I gutted the deer and cut its head off. I gave the liver, heart, kidneys, and tongue over to Amzil, since they were best used fresh. With the hide still on to keep flies off it, I hung the animal, head down, in the shed to bleed. Even with a small deer, it was a lot of work. I left it with the dark blood dripping onto the earth floor. I got my extra set of clothing from my panniers. Hitch slept on. I went down to the river to wash.

I was sweating and sticky with blood. I gritted my teeth against the chill, stripped, and waded out into the river to wash myself.
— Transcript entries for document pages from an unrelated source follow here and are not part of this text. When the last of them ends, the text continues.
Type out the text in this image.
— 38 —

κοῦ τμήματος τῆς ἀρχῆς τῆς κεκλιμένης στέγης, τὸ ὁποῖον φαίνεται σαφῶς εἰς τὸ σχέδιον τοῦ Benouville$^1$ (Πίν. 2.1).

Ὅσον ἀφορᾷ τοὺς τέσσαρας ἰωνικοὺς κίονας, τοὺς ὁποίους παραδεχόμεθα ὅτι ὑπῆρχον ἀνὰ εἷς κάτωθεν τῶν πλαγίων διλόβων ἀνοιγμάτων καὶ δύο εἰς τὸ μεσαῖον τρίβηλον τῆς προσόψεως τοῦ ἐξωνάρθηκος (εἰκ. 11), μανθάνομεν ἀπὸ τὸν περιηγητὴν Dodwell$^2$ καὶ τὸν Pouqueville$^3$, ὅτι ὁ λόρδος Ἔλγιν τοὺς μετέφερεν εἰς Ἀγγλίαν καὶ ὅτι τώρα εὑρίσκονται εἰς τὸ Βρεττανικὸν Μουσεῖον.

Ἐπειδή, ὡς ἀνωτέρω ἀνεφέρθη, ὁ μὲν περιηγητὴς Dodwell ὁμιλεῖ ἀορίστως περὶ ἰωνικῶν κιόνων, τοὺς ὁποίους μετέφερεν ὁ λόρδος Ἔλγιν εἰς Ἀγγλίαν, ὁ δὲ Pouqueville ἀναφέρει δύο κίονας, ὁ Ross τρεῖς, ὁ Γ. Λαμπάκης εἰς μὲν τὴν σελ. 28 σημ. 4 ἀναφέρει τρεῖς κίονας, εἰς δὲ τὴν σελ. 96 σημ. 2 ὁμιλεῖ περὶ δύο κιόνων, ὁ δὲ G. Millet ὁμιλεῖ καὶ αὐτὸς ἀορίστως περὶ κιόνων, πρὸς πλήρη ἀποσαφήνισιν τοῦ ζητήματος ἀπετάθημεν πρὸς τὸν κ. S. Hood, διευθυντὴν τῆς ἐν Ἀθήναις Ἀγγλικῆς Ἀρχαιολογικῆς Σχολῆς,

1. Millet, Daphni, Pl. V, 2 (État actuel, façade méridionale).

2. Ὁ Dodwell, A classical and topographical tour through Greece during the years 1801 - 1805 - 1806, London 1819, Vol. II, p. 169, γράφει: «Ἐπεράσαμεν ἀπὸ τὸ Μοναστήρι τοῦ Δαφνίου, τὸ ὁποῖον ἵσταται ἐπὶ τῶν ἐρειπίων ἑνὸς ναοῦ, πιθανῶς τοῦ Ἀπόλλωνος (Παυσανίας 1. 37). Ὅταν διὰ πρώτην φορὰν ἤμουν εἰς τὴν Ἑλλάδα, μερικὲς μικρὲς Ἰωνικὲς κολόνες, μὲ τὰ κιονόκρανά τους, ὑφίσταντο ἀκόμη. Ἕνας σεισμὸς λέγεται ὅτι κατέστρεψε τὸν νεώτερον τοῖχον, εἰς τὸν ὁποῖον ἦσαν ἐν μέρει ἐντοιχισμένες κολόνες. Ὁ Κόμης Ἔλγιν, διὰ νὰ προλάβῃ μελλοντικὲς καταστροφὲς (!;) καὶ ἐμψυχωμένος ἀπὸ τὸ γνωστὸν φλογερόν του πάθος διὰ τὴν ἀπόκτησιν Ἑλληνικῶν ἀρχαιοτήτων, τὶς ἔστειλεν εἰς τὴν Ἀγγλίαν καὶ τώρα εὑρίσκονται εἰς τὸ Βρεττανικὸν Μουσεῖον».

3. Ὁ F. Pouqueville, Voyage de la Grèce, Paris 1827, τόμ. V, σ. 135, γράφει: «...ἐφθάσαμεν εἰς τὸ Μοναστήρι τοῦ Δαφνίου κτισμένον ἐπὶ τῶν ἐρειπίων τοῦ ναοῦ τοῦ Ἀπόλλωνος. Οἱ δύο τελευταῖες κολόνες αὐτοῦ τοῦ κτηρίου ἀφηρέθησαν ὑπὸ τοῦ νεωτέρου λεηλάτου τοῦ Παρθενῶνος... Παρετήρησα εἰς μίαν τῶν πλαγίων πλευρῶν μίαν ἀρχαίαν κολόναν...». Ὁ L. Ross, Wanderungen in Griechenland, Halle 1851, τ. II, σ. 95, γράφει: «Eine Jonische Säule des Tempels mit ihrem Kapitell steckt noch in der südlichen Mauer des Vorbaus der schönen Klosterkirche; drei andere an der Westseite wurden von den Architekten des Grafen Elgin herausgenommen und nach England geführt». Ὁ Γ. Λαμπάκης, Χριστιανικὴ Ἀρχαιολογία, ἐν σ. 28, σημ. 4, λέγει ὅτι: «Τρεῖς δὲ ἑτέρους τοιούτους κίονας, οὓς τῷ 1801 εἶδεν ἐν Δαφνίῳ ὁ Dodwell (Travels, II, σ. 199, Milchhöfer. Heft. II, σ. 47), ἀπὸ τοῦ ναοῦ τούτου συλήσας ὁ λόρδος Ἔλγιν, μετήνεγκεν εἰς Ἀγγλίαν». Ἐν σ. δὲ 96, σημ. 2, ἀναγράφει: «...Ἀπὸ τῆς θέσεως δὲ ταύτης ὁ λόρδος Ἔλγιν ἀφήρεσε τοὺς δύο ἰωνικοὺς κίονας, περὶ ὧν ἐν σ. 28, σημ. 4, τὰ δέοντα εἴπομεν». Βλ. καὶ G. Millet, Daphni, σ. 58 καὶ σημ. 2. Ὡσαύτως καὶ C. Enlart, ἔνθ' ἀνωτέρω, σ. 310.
It was an unpleasant experience. I realized that it had been some time since I’d washed myself, not because I enjoyed being dirty but because I’d been avoiding my own body. I used sand from the riverbank to scrub myself. In some places, I had to lift my flesh to wash in the deep fold beneath it. There were sweat scalds under my arms and starting between my thighs, the result of the afternoon’s endeavors. My navel had retreated into a deep dent in my belly. A second pouch of fat beneath my belly had formed over my genitals. My buttocks sagged, and my chest was fleshy with breast fat. The experience of washing my own body shamed away any triumph I might have felt in taking the deer. If this sagging fleshy body was the price of having magic, I didn’t want it. It was small good to me. It only answered at its own fickle will, and then only if what I was attempting benefited its command for me. This magic offered me no power, only a tether to people and forces that I did not understand.